The backdrop: Toshiba, for decades one of Japan’s leading brands and a global technology trendsetter, is currently sustaining huge losses in its nuclear department. The company has since sold parts of its operation to stay in business. In late September, Toshiba agreed to sell 60 percent of its microchip unit to a group of foreign investors that includes Apple and Bain Capital.
China is also keen to control a slice of Toshiba’s business but has thus far been blocked from making bids. Meanwhile, headhunters from Chinese companies have been gathering outside Toshiba’s Yokkaichi memory chip plant to recruit its tech workers, according to Japanese media.
China has had success in gradually buying up parts of other once successful Japanese electronics conglomerates:
- In July 2011, Haier Group Corporation signed a merger and acquisition memorandum with Sanyo Electric Co. Ltd. That October, both companies signed a merger agreement for Haier to acquire Sanyo’s home appliances division in Japan, Vietnam, Indonesia, the Philippines, and Malaysia.

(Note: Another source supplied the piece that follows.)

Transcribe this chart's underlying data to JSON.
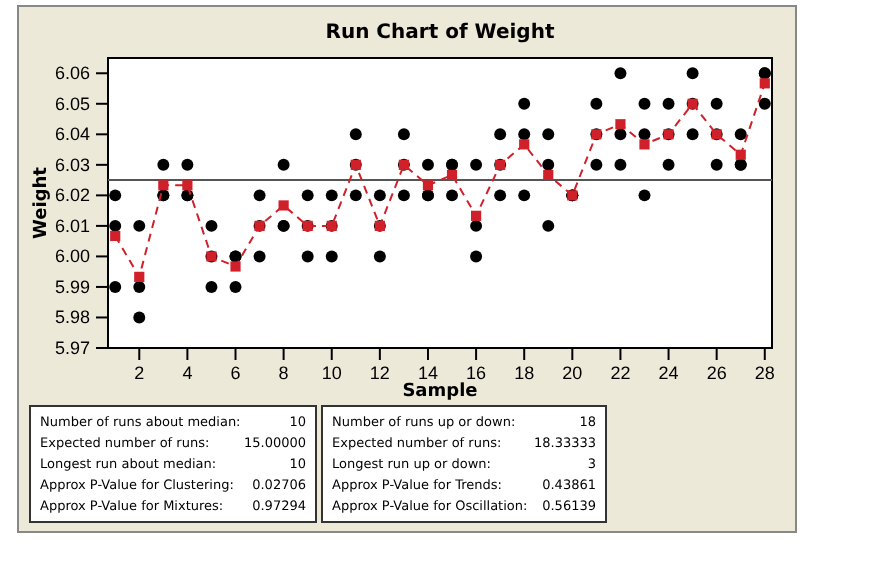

- In 2015, Sichuan Changhong Electric Co., Ltd. acquired Sanyo Television, a subsidiary of Panasonic. Changhong also gained exclusive use of the Sanyo brand in mainland China, and took over the development, production, sales, and servicing of Sanyo televisions.
- In July 2016, Lenovo acquired a 90 percent stake in a Lenovo-NEC holding company for approximately 1.3 billion yuan ($196 million).

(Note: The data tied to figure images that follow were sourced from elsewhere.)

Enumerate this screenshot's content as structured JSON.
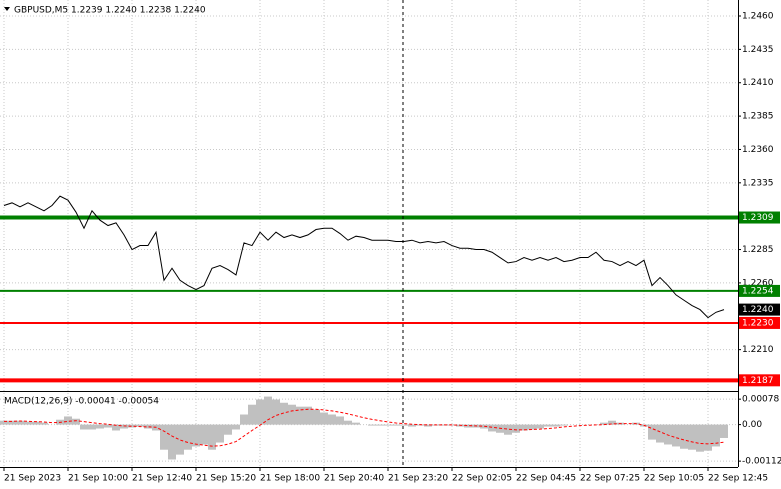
{
  "chart_data": [
    {
      "type": "line",
      "title": "GBPUSD,M5 1.2239 1.2240 1.2238 1.2240",
      "color": "#000000",
      "grid": true,
      "categories": [
        "21 Sep 2023",
        null,
        null,
        null,
        null,
        null,
        null,
        null,
        "21 Sep 10:00",
        null,
        null,
        null,
        null,
        null,
        null,
        null,
        "21 Sep 12:40",
        null,
        null,
        null,
        null,
        null,
        null,
        null,
        "21 Sep 15:20",
        null,
        null,
        null,
        null,
        null,
        null,
        null,
        "21 Sep 18:00",
        null,
        null,
        null,
        null,
        null,
        null,
        null,
        "21 Sep 20:40",
        null,
        null,
        null,
        null,
        null,
        null,
        null,
        "21 Sep 23:20",
        null,
        null,
        null,
        null,
        null,
        null,
        null,
        "22 Sep 02:05",
        null,
        null,
        null,
        null,
        null,
        null,
        null,
        "22 Sep 04:45",
        null,
        null,
        null,
        null,
        null,
        null,
        null,
        "22 Sep 07:25",
        null,
        null,
        null,
        null,
        null,
        null,
        null,
        "22 Sep 10:05",
        null,
        null,
        null,
        null,
        null,
        null,
        null,
        "22 Sep 12:45",
        null,
        null
      ],
      "values": [
        1.2318,
        1.232,
        1.2317,
        1.232,
        1.2317,
        1.2314,
        1.2318,
        1.2325,
        1.2322,
        1.2313,
        1.2301,
        1.2314,
        1.2307,
        1.2303,
        1.2305,
        1.2296,
        1.2285,
        1.2288,
        1.2288,
        1.2298,
        1.2262,
        1.2271,
        1.2262,
        1.2258,
        1.2255,
        1.2258,
        1.2271,
        1.2273,
        1.227,
        1.2266,
        1.229,
        1.2288,
        1.2298,
        1.2292,
        1.2298,
        1.2294,
        1.2296,
        1.2294,
        1.2296,
        1.23,
        1.2301,
        1.2301,
        1.2297,
        1.2292,
        1.2295,
        1.2294,
        1.2292,
        1.2292,
        1.2292,
        1.2291,
        1.2291,
        1.2292,
        1.229,
        1.2291,
        1.229,
        1.2291,
        1.2288,
        1.2286,
        1.2286,
        1.2285,
        1.2285,
        1.2283,
        1.2279,
        1.2275,
        1.2276,
        1.2279,
        1.2277,
        1.2279,
        1.2277,
        1.2279,
        1.2276,
        1.2277,
        1.2279,
        1.2279,
        1.2283,
        1.2277,
        1.2276,
        1.2273,
        1.2276,
        1.2273,
        1.2277,
        1.2258,
        1.2264,
        1.2258,
        1.2251,
        1.2247,
        1.2243,
        1.224,
        1.2234,
        1.2238,
        1.224
      ],
      "ylim": [
        1.2179,
        1.2472
      ],
      "yticks": [
        {
          "value": 1.246,
          "label": "1.2460"
        },
        1.2435,
        {
          "value": 1.241,
          "label": "1.2410"
        },
        1.2385,
        {
          "value": 1.236,
          "label": "1.2360"
        },
        1.2335,
        1.2285,
        {
          "value": 1.226,
          "label": "1.2260"
        },
        {
          "value": 1.221,
          "label": "1.2210"
        }
      ],
      "levels": [
        {
          "value": 1.2309,
          "color": "#008000",
          "line_width": 4
        },
        {
          "value": 1.2254,
          "color": "#008000",
          "line_width": 2
        },
        {
          "value": 1.223,
          "label": "1.2230",
          "color": "#ff0000",
          "line_width": 2
        },
        {
          "value": 1.2187,
          "color": "#ff0000",
          "line_width": 4
        }
      ],
      "last_price": {
        "value": 1.224,
        "label": "1.2240"
      }
    },
    {
      "type": "macd",
      "title": "MACD(12,26,9) -0.00041 -0.00054",
      "grid": true,
      "histogram": {
        "color": "#c0c0c0",
        "values": [
          0.00012,
          0.00012,
          0.00012,
          9e-05,
          9e-05,
          6e-05,
          0,
          0.00015,
          0.00025,
          0.00018,
          -0.00015,
          -0.00015,
          -0.00012,
          -9e-05,
          -0.00018,
          -0.00012,
          -9e-05,
          -6e-05,
          -0.00012,
          -0.00018,
          -0.00077,
          -0.00107,
          -0.00092,
          -0.00077,
          -0.00067,
          -0.00061,
          -0.00077,
          -0.00055,
          -0.00031,
          -0.00015,
          0.00031,
          0.00061,
          0.00077,
          0.00086,
          0.00077,
          0.00067,
          0.00061,
          0.00055,
          0.00055,
          0.00046,
          0.00037,
          0.00031,
          0.00025,
          0.00012,
          6e-05,
          0,
          -3e-05,
          -3e-05,
          -3e-05,
          -3e-05,
          -3e-05,
          -6e-05,
          -3e-05,
          -6e-05,
          -3e-05,
          -3e-05,
          -3e-05,
          -6e-05,
          -9e-05,
          -9e-05,
          -0.00012,
          -0.00021,
          -0.00025,
          -0.00031,
          -0.00025,
          -0.00018,
          -0.00015,
          -0.00012,
          -6e-05,
          -6e-05,
          -3e-05,
          0,
          0,
          0,
          0,
          6e-05,
          0.00012,
          6e-05,
          0,
          6e-05,
          -6e-05,
          -0.00046,
          -0.00055,
          -0.00061,
          -0.00067,
          -0.00074,
          -0.00077,
          -0.00083,
          -0.0008,
          -0.00067,
          -0.00041
        ]
      },
      "signal": {
        "color": "#ff0000",
        "values": [
          0.0001,
          0.0001,
          0.00011,
          0.0001,
          9e-05,
          8e-05,
          6e-05,
          7e-05,
          0.0001,
          0.00012,
          9e-05,
          6e-05,
          3e-05,
          1e-05,
          -2e-05,
          -4e-05,
          -5e-05,
          -6e-05,
          -7e-05,
          -8e-05,
          -0.0002,
          -0.00035,
          -0.00047,
          -0.00055,
          -0.0006,
          -0.00063,
          -0.00066,
          -0.00065,
          -0.0006,
          -0.00052,
          -0.00035,
          -0.00018,
          -2e-05,
          0.00015,
          0.00028,
          0.00036,
          0.00042,
          0.00045,
          0.00047,
          0.00047,
          0.00045,
          0.00042,
          0.00038,
          0.00033,
          0.00027,
          0.00021,
          0.00016,
          0.00012,
          8e-05,
          5e-05,
          3e-05,
          1e-05,
          0,
          -1e-05,
          -1e-05,
          -1e-05,
          -1e-05,
          -2e-05,
          -3e-05,
          -4e-05,
          -5e-05,
          -8e-05,
          -0.00011,
          -0.00014,
          -0.00016,
          -0.00016,
          -0.00015,
          -0.00014,
          -0.00012,
          -0.0001,
          -7e-05,
          -5e-05,
          -3e-05,
          -2e-05,
          -1e-05,
          0,
          2e-05,
          3e-05,
          3e-05,
          3e-05,
          -2e-05,
          -0.00012,
          -0.00022,
          -0.00032,
          -0.0004,
          -0.00047,
          -0.00053,
          -0.00058,
          -0.00059,
          -0.00057,
          -0.00054
        ]
      },
      "ylim": [
        -0.0013,
        0.001
      ],
      "yticks": [
        0.00078,
        {
          "value": 0,
          "label": "0.00"
        },
        -0.00112
      ]
    }
  ]
}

- This November, Lenovo acquired a 51 percent stake in Fujitsu’s PC business for at least $157 million.
Our take: While China’s electronics industry still lags far behind Japan in terms of manufacturing high-end technology, its middle and low-end electronics industry has a supply chain infrastructure that has no competition in the world. Having a cost advantage allows China to establish market monopoly, and Japan’s electronics industry increasingly cannot compete. Things look bleaker for Japan in considering that China made the development of its semiconductor industry a national project, and has allocated very generous funding to recruit and train tech personnel.

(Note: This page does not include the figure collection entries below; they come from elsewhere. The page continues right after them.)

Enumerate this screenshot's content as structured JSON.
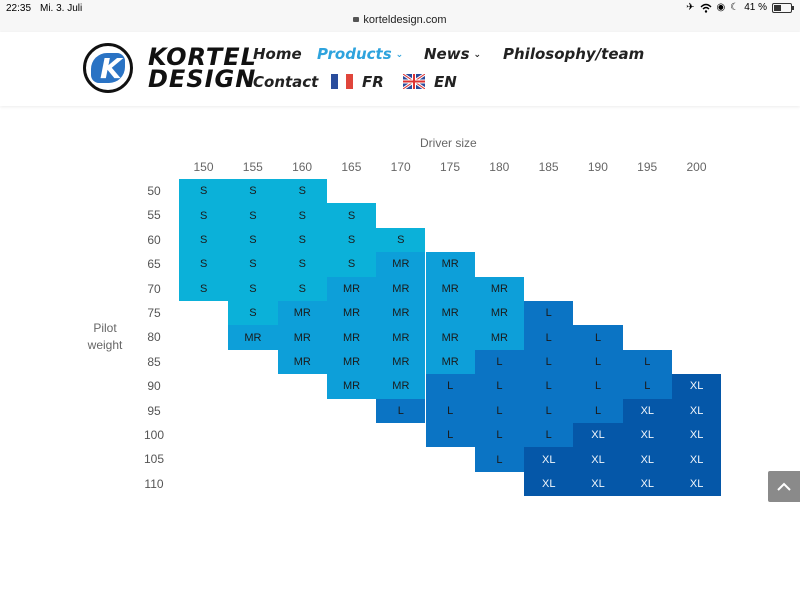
{
  "status_bar": {
    "time": "22:35",
    "date": "Mi. 3. Juli",
    "url": "korteldesign.com",
    "battery": "41 %",
    "battery_level": 0.41
  },
  "brand": {
    "logo_letter": "K",
    "line1": "KORTEL",
    "line2": "DESIGN"
  },
  "nav": {
    "home": "Home",
    "products": "Products",
    "news": "News",
    "philosophy": "Philosophy/team",
    "contact": "Contact",
    "fr": "FR",
    "en": "EN"
  },
  "chart_data": {
    "type": "table",
    "title": "Driver size",
    "ylabel": "Pilot weight",
    "columns": [
      "150",
      "155",
      "160",
      "165",
      "170",
      "175",
      "180",
      "185",
      "190",
      "195",
      "200"
    ],
    "rows": [
      "50",
      "55",
      "60",
      "65",
      "70",
      "75",
      "80",
      "85",
      "90",
      "95",
      "100",
      "105",
      "110"
    ],
    "cells": [
      [
        "S",
        "S",
        "S",
        "",
        "",
        "",
        "",
        "",
        "",
        "",
        ""
      ],
      [
        "S",
        "S",
        "S",
        "S",
        "",
        "",
        "",
        "",
        "",
        "",
        ""
      ],
      [
        "S",
        "S",
        "S",
        "S",
        "S",
        "",
        "",
        "",
        "",
        "",
        ""
      ],
      [
        "S",
        "S",
        "S",
        "S",
        "MR",
        "MR",
        "",
        "",
        "",
        "",
        ""
      ],
      [
        "S",
        "S",
        "S",
        "MR",
        "MR",
        "MR",
        "MR",
        "",
        "",
        "",
        ""
      ],
      [
        "",
        "S",
        "MR",
        "MR",
        "MR",
        "MR",
        "MR",
        "L",
        "",
        "",
        ""
      ],
      [
        "",
        "MR",
        "MR",
        "MR",
        "MR",
        "MR",
        "MR",
        "L",
        "L",
        "",
        ""
      ],
      [
        "",
        "",
        "MR",
        "MR",
        "MR",
        "MR",
        "L",
        "L",
        "L",
        "L",
        ""
      ],
      [
        "",
        "",
        "",
        "MR",
        "MR",
        "L",
        "L",
        "L",
        "L",
        "L",
        "XL"
      ],
      [
        "",
        "",
        "",
        "",
        "L",
        "L",
        "L",
        "L",
        "L",
        "XL",
        "XL"
      ],
      [
        "",
        "",
        "",
        "",
        "",
        "L",
        "L",
        "L",
        "XL",
        "XL",
        "XL"
      ],
      [
        "",
        "",
        "",
        "",
        "",
        "",
        "L",
        "XL",
        "XL",
        "XL",
        "XL"
      ],
      [
        "",
        "",
        "",
        "",
        "",
        "",
        "",
        "XL",
        "XL",
        "XL",
        "XL"
      ]
    ],
    "colors": {
      "S": "#0bb1d9",
      "MR": "#0d9fd9",
      "L": "#0b74c4",
      "XL": "#0557a8"
    }
  }
}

With the pace of technological change ever increasing, China will take lesser and lesser time to break into and master the manufacture of advanced technologies. And with China already having the middle to low-end technology market advantage, it will be only a matter of time before China leads the world in electronics. If China becomes a global electronics leader and the Chinese Communist Party is still in charge, then the world will be in grave danger from communist subversion.